Rektor Untan : Isu SARA Bisa Jadi Kekuatan Tersendiri

Rektor Untan : Isu SARA Bisa Jadi Kekuatan Tersendiri

BERBAGI
Foto : Rektor Untan, Prof Dr H Thamrin Usman DEA/Imam

Pontianak, thetanjungpuratimes.com – Dalam diskusi bersama dengan sejumlah Jurnalis pada Rabu (9/9), Rektor Untan, Prof Dr H Thamrin Usman DEA mendapatkan pertanyaan seputar kemungkinan bergulirnya isu SARA terkait dengan niatannya maju dalam Pilgub Kalimantan Barat 2018 mendatang.

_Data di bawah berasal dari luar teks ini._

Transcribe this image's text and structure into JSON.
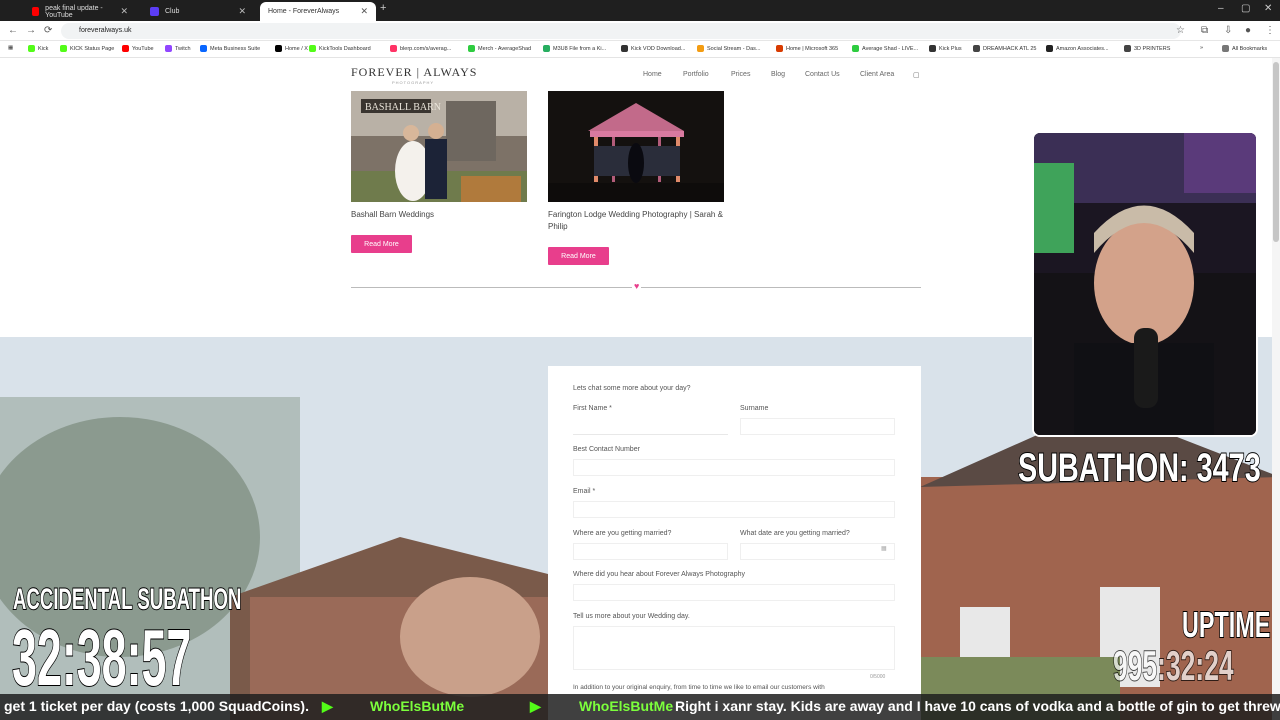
{
  "browser": {
    "tabs": [
      {
        "label": "peak final update - YouTube",
        "color": "#ff0000"
      },
      {
        "label": "Club",
        "color": "#5b3df5"
      },
      {
        "label": "Home - ForeverAlways",
        "color": "#888888"
      }
    ],
    "url": "foreveralways.uk",
    "bookmarks": [
      {
        "label": "Kick",
        "color": "#53fc18"
      },
      {
        "label": "KICK Status Page",
        "color": "#53fc18"
      },
      {
        "label": "YouTube",
        "color": "#ff0000"
      },
      {
        "label": "Twitch",
        "color": "#9146ff"
      },
      {
        "label": "Meta Business Suite",
        "color": "#0866ff"
      },
      {
        "label": "Home / X",
        "color": "#000000"
      },
      {
        "label": "KickTools Dashboard",
        "color": "#53fc18"
      },
      {
        "label": "blerp.com/s/averag...",
        "color": "#ff3366"
      },
      {
        "label": "Merch - AverageShad",
        "color": "#2ecc40"
      },
      {
        "label": "M3U8 File from a Ki...",
        "color": "#27ae60"
      },
      {
        "label": "Kick VOD Download...",
        "color": "#333333"
      },
      {
        "label": "Social Stream - Das...",
        "color": "#f39c12"
      },
      {
        "label": "Home | Microsoft 365",
        "color": "#d83b01"
      },
      {
        "label": "Average Shad - LIVE...",
        "color": "#2ecc40"
      },
      {
        "label": "Kick Plus",
        "color": "#333333"
      },
      {
        "label": "DREAMHACK ATL 25",
        "color": "#444444"
      },
      {
        "label": "Amazon Associates...",
        "color": "#222222"
      },
      {
        "label": "3D PRINTERS",
        "color": "#444444"
      }
    ],
    "all_bookmarks": "All Bookmarks"
  },
  "site": {
    "logo": "FOREVER | ALWAYS",
    "logo_sub": "PHOTOGRAPHY",
    "nav": [
      "Home",
      "Portfolio",
      "Prices",
      "Blog",
      "Contact Us",
      "Client Area"
    ],
    "accent": "#e83e8c",
    "cards": [
      {
        "title": "Bashall Barn Weddings",
        "button": "Read More"
      },
      {
        "title": "Farington Lodge Wedding Photography | Sarah & Philip",
        "button": "Read More"
      }
    ],
    "form": {
      "intro": "Lets chat some more about your day?",
      "first_name": "First Name *",
      "surname": "Surname",
      "contact": "Best Contact Number",
      "email": "Email *",
      "where": "Where are you getting married?",
      "when": "What date are you getting married?",
      "hear": "Where did you hear about Forever Always Photography",
      "tell": "Tell us more about your Wedding day.",
      "counter": "0/5000",
      "footer": "In addition to your original enquiry, from time to time we like to email our customers with"
    }
  },
  "overlay": {
    "subathon": "SUBATHON: 3473",
    "accidental": "ACCIDENTAL SUBATHON",
    "timer": "32:38:57",
    "uptime_label": "UPTIME",
    "uptime": "995:32:24",
    "ticker": {
      "left_text": "get 1 ticket per day (costs 1,000 SquadCoins).",
      "name1": "WhoElsButMe",
      "name2": "WhoElsButMe",
      "message": "Right i xanr stay. Kids are away and I have 10 cans of vodka and a bottle of gin to get threw"
    }
  }
}
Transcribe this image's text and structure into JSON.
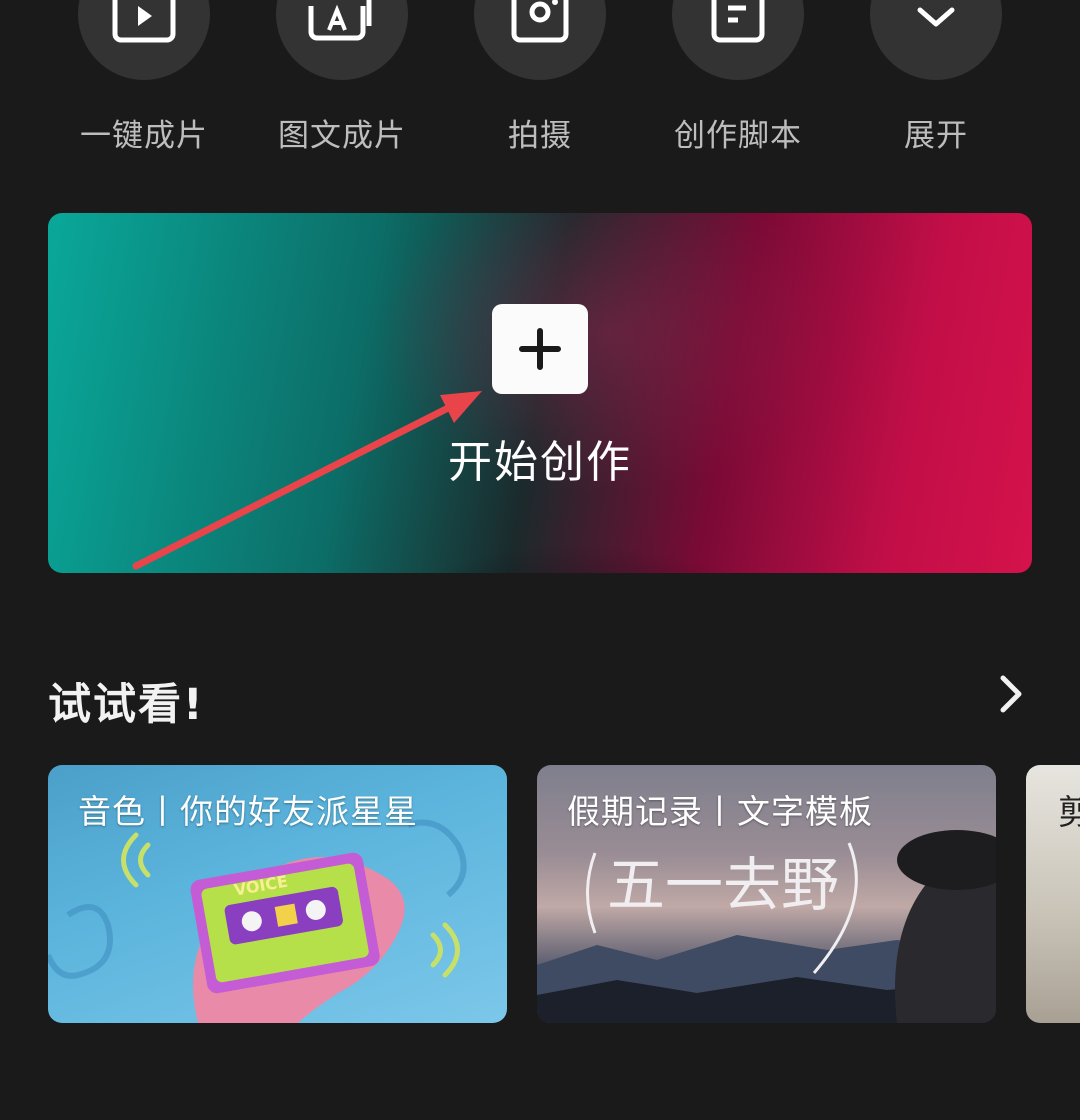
{
  "tools": [
    {
      "label": "一键成片",
      "icon": "play-icon"
    },
    {
      "label": "图文成片",
      "icon": "text-image-icon"
    },
    {
      "label": "拍摄",
      "icon": "camera-icon"
    },
    {
      "label": "创作脚本",
      "icon": "script-icon"
    },
    {
      "label": "展开",
      "icon": "chevron-down-icon"
    }
  ],
  "banner": {
    "title": "开始创作"
  },
  "section": {
    "title": "试试看!"
  },
  "cards": [
    {
      "title": "音色丨你的好友派星星",
      "art_text": "VOICE"
    },
    {
      "title": "假期记录丨文字模板",
      "art_text": "五一去野"
    },
    {
      "title": "剪"
    }
  ],
  "colors": {
    "background": "#1a1a1a",
    "tool_circle": "#333333",
    "annotation_arrow": "#e8444a"
  }
}
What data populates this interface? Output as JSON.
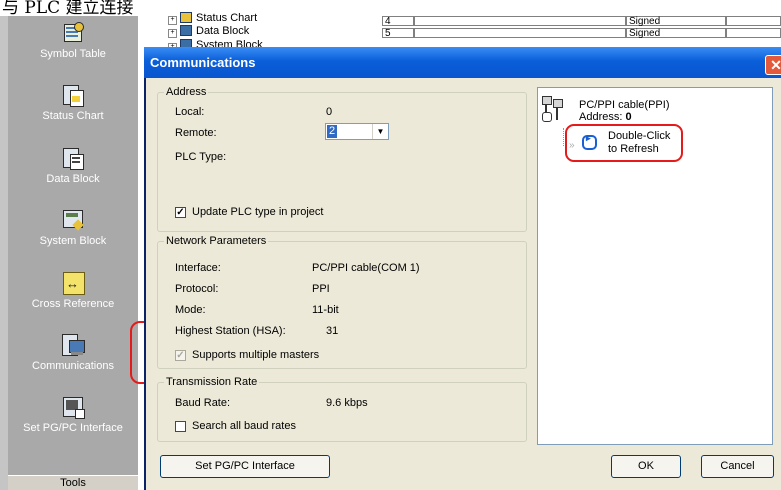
{
  "page_title": "与 PLC 建立连接",
  "nav": {
    "items": [
      {
        "label": "Symbol Table",
        "icon": "symbol-table-icon"
      },
      {
        "label": "Status Chart",
        "icon": "status-chart-icon"
      },
      {
        "label": "Data Block",
        "icon": "data-block-icon"
      },
      {
        "label": "System Block",
        "icon": "system-block-icon"
      },
      {
        "label": "Cross Reference",
        "icon": "cross-reference-icon"
      },
      {
        "label": "Communications",
        "icon": "communications-icon"
      },
      {
        "label": "Set PG/PC Interface",
        "icon": "set-pgpc-interface-icon"
      }
    ],
    "footer": "Tools"
  },
  "explorer": {
    "tree": [
      "Status Chart",
      "Data Block",
      "System Block"
    ],
    "grid_rows": [
      {
        "num": "4",
        "type": "Signed"
      },
      {
        "num": "5",
        "type": "Signed"
      }
    ]
  },
  "dialog": {
    "title": "Communications",
    "close": "✕",
    "address": {
      "title": "Address",
      "local_label": "Local:",
      "local_value": "0",
      "remote_label": "Remote:",
      "remote_value": "2",
      "plc_type_label": "PLC Type:",
      "update_label": "Update PLC type in project",
      "update_checked": true
    },
    "network": {
      "title": "Network Parameters",
      "interface_label": "Interface:",
      "interface_value": "PC/PPI cable(COM 1)",
      "protocol_label": "Protocol:",
      "protocol_value": "PPI",
      "mode_label": "Mode:",
      "mode_value": "11-bit",
      "hsa_label": "Highest Station (HSA):",
      "hsa_value": "31",
      "multi_label": "Supports multiple masters",
      "multi_checked": true
    },
    "transmission": {
      "title": "Transmission Rate",
      "baud_label": "Baud Rate:",
      "baud_value": "9.6 kbps",
      "search_label": "Search all baud rates",
      "search_checked": false
    },
    "tree": {
      "cable_label": "PC/PPI cable(PPI)",
      "address_prefix": "Address: ",
      "address_value": "0",
      "refresh_line1": "Double-Click",
      "refresh_line2": "to Refresh"
    },
    "buttons": {
      "set_pgpc": "Set PG/PC Interface",
      "ok": "OK",
      "cancel": "Cancel"
    }
  },
  "colors": {
    "title_bar": "#0a5fd9",
    "nav_bg": "#a9a9a9",
    "dialog_bg": "#ece9d8",
    "highlight": "#e51b1b"
  }
}
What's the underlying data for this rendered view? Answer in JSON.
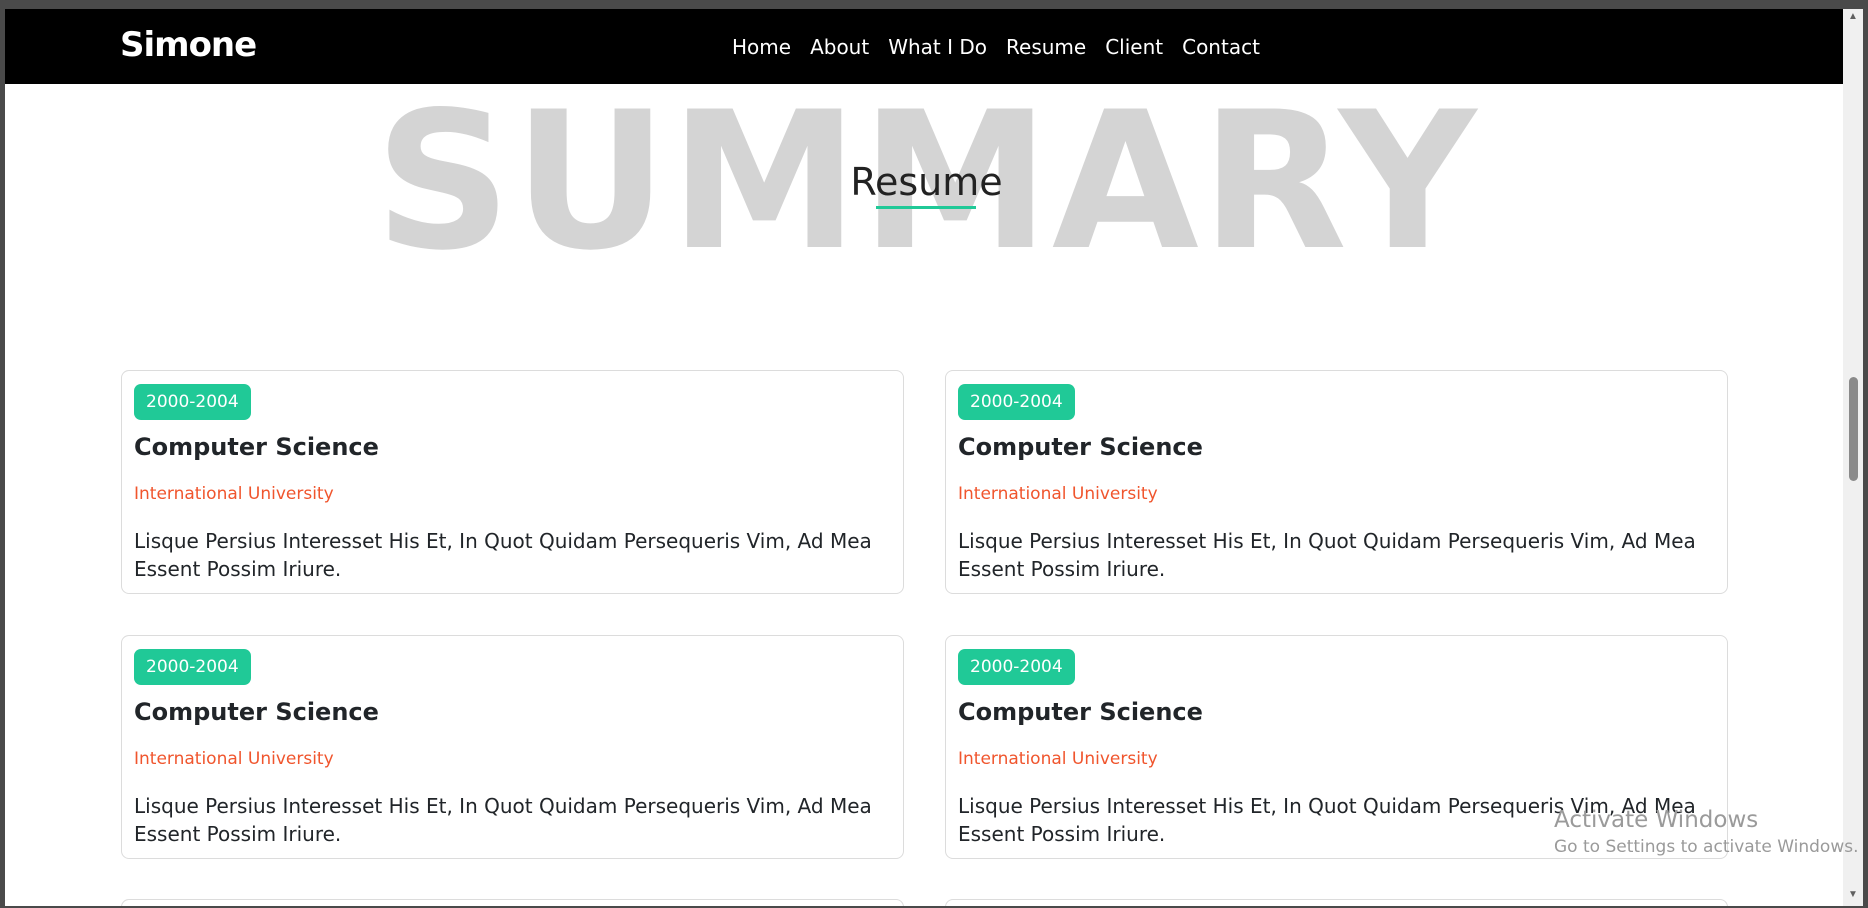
{
  "navbar": {
    "brand": "Simone",
    "links": [
      "Home",
      "About",
      "What I Do",
      "Resume",
      "Client",
      "Contact"
    ]
  },
  "section": {
    "background_title": "SUMMARY",
    "title": "Resume"
  },
  "cards": [
    {
      "period": "2000-2004",
      "title": "Computer Science",
      "institution": "International University",
      "description": "Lisque Persius Interesset His Et, In Quot Quidam Persequeris Vim, Ad Mea Essent Possim Iriure."
    },
    {
      "period": "2000-2004",
      "title": "Computer Science",
      "institution": "International University",
      "description": "Lisque Persius Interesset His Et, In Quot Quidam Persequeris Vim, Ad Mea Essent Possim Iriure."
    },
    {
      "period": "2000-2004",
      "title": "Computer Science",
      "institution": "International University",
      "description": "Lisque Persius Interesset His Et, In Quot Quidam Persequeris Vim, Ad Mea Essent Possim Iriure."
    },
    {
      "period": "2000-2004",
      "title": "Computer Science",
      "institution": "International University",
      "description": "Lisque Persius Interesset His Et, In Quot Quidam Persequeris Vim, Ad Mea Essent Possim Iriure."
    }
  ],
  "watermark": {
    "title": "Activate Windows",
    "subtitle": "Go to Settings to activate Windows."
  },
  "colors": {
    "accent": "#20c997",
    "institution": "#f0552d",
    "navbar_bg": "#000000",
    "background_title": "#d4d4d4"
  }
}
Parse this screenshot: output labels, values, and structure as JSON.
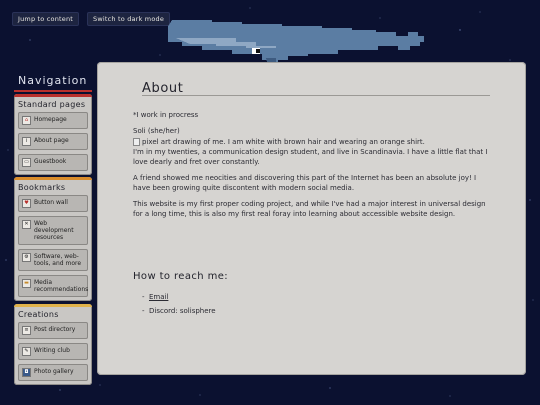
{
  "skip_links": {
    "jump": "Jump to content",
    "dark_mode": "Switch to dark mode"
  },
  "nav": {
    "title": "Navigation",
    "sections": [
      {
        "heading": "Standard pages",
        "items": [
          "Homepage",
          "About page",
          "Guestbook"
        ]
      },
      {
        "heading": "Bookmarks",
        "items": [
          "Button wall",
          "Web development resources",
          "Software, web-tools, and more",
          "Media recommendations"
        ]
      },
      {
        "heading": "Creations",
        "items": [
          "Post directory",
          "Writing club",
          "Photo gallery"
        ]
      }
    ]
  },
  "main": {
    "title": "About",
    "notice": "*I work in procress",
    "pronouns": "Soli (she/her)",
    "img_alt": "pixel art drawing of me. I am white with brown hair and wearing an orange shirt.",
    "p1": "I'm in my twenties, a communication design student, and live in Scandinavia. I have a little flat that I love dearly and fret over constantly.",
    "p2": "A friend showed me neocities and discovering this part of the Internet has been an absolute joy! I have been growing quite discontent with modern social media.",
    "p3": "This website is my first proper coding project, and while I've had a major interest in universal design for a long time, this is also my first real foray into learning about accessible website design.",
    "reach_heading": "How to reach me:",
    "email": "Email",
    "discord": "Discord: solisphere"
  },
  "colors": {
    "background": "#0b1130",
    "panel": "#c9c7c4",
    "standard_bar": "#b9302c",
    "bookmarks_bar": "#d98c2b",
    "creations_bar": "#e0b24a"
  }
}
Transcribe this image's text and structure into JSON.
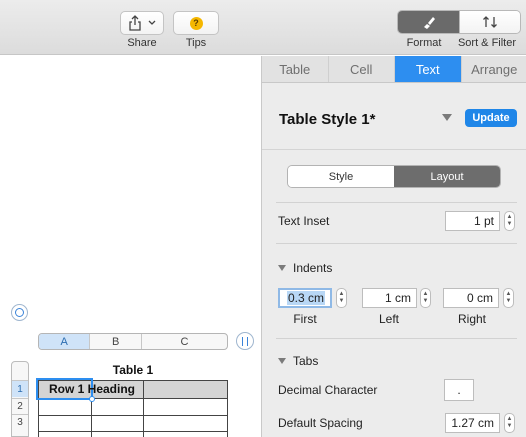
{
  "toolbar": {
    "share_label": "Share",
    "tips_label": "Tips",
    "format_label": "Format",
    "sort_filter_label": "Sort & Filter"
  },
  "inspector": {
    "tabs": [
      "Table",
      "Cell",
      "Text",
      "Arrange"
    ],
    "active_tab": "Text",
    "style_name": "Table Style 1*",
    "update_label": "Update",
    "segments": [
      "Style",
      "Layout"
    ],
    "active_segment": "Layout",
    "text_inset_label": "Text Inset",
    "text_inset_value": "1 pt",
    "indents_label": "Indents",
    "indent_first_value": "0.3 cm",
    "indent_left_value": "1 cm",
    "indent_right_value": "0 cm",
    "indent_first_label": "First",
    "indent_left_label": "Left",
    "indent_right_label": "Right",
    "tabs_label": "Tabs",
    "decimal_character_label": "Decimal Character",
    "decimal_character_value": ".",
    "default_spacing_label": "Default Spacing",
    "default_spacing_value": "1.27 cm"
  },
  "table": {
    "title": "Table 1",
    "columns": [
      "A",
      "B",
      "C"
    ],
    "rows": [
      "1",
      "2",
      "3"
    ],
    "cell_a1": "Row 1 Heading"
  },
  "colors": {
    "accent": "#2d8ef0",
    "update_button": "#1f86e8",
    "tips_icon": "#f5b700"
  }
}
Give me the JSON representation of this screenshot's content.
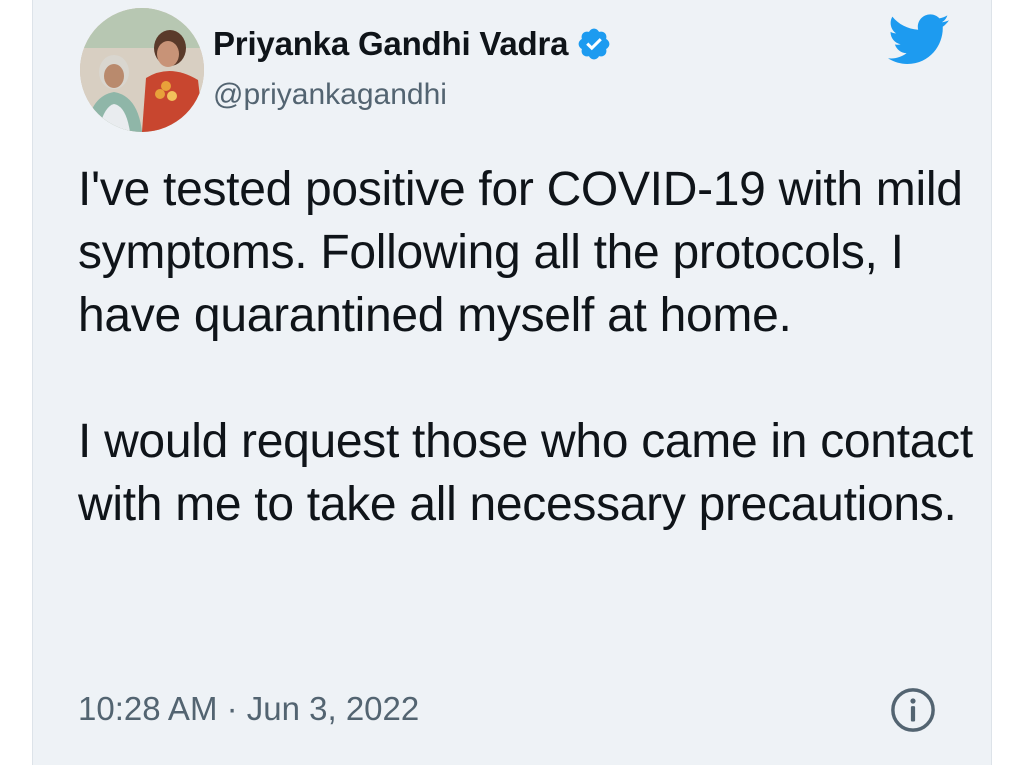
{
  "author": {
    "display_name": "Priyanka Gandhi Vadra",
    "handle": "@priyankagandhi",
    "verified": true,
    "avatar": "profile-photo"
  },
  "tweet": {
    "paragraphs": [
      "I've tested positive for COVID-19 with mild symptoms. Following all the protocols, I have quarantined myself at home.",
      "I would request those who came in contact with me to take all necessary precautions."
    ],
    "timestamp": "10:28 AM · Jun 3, 2022"
  },
  "icons": {
    "brand": "twitter-bird-icon",
    "verified": "verified-badge-icon",
    "info": "info-icon"
  },
  "colors": {
    "background": "#eef2f6",
    "twitter_blue": "#1d9bf0",
    "text": "#0f1419",
    "secondary_text": "#536471"
  }
}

Rektor mengatakan, isu tersebut dapat dijadikan kekuatan tersendiri, ia memiliki jawaban yang didasarkan pada kesehariannya memimpin Untan.

“Saya bekerja sehari-hari di kampus yang namanya Universitas, kenapa disebut begitu ? Karena sifatnya Universal,” kata Rektor.

Untuk dapat Kuliah di Untan, lanjutnya, ia tidak pernah mensyaratkan para calon mahasiswanya harus berasal dari agama atau suku tertentu.

Ia mencontohkan kebijakan yang diterapkannya pada Fakultas Kedokteran (Fasdok) Untan. Dalam menerima mahasiswa baru, Rektor menyediakan jalan bagi daerah yang ada di Kalimantan Barat agar memilih para kandidiat di regionalnya yang akan dikirim untuk belajar menjadi dokter.

“Kandidat yang dikirim itu bermacam-macam. Dari Kapuas Hulu ada Dayak dan Melayu, dari Melawi semuanya Dayak, Bengkayang kebanyakan Dayak, ke daerah utara banyak Melayu, kemudian di dari Singkawang ada China. Artinya kami bukan berbasis kepada SARA, tapi kompetensi,” jelasnya.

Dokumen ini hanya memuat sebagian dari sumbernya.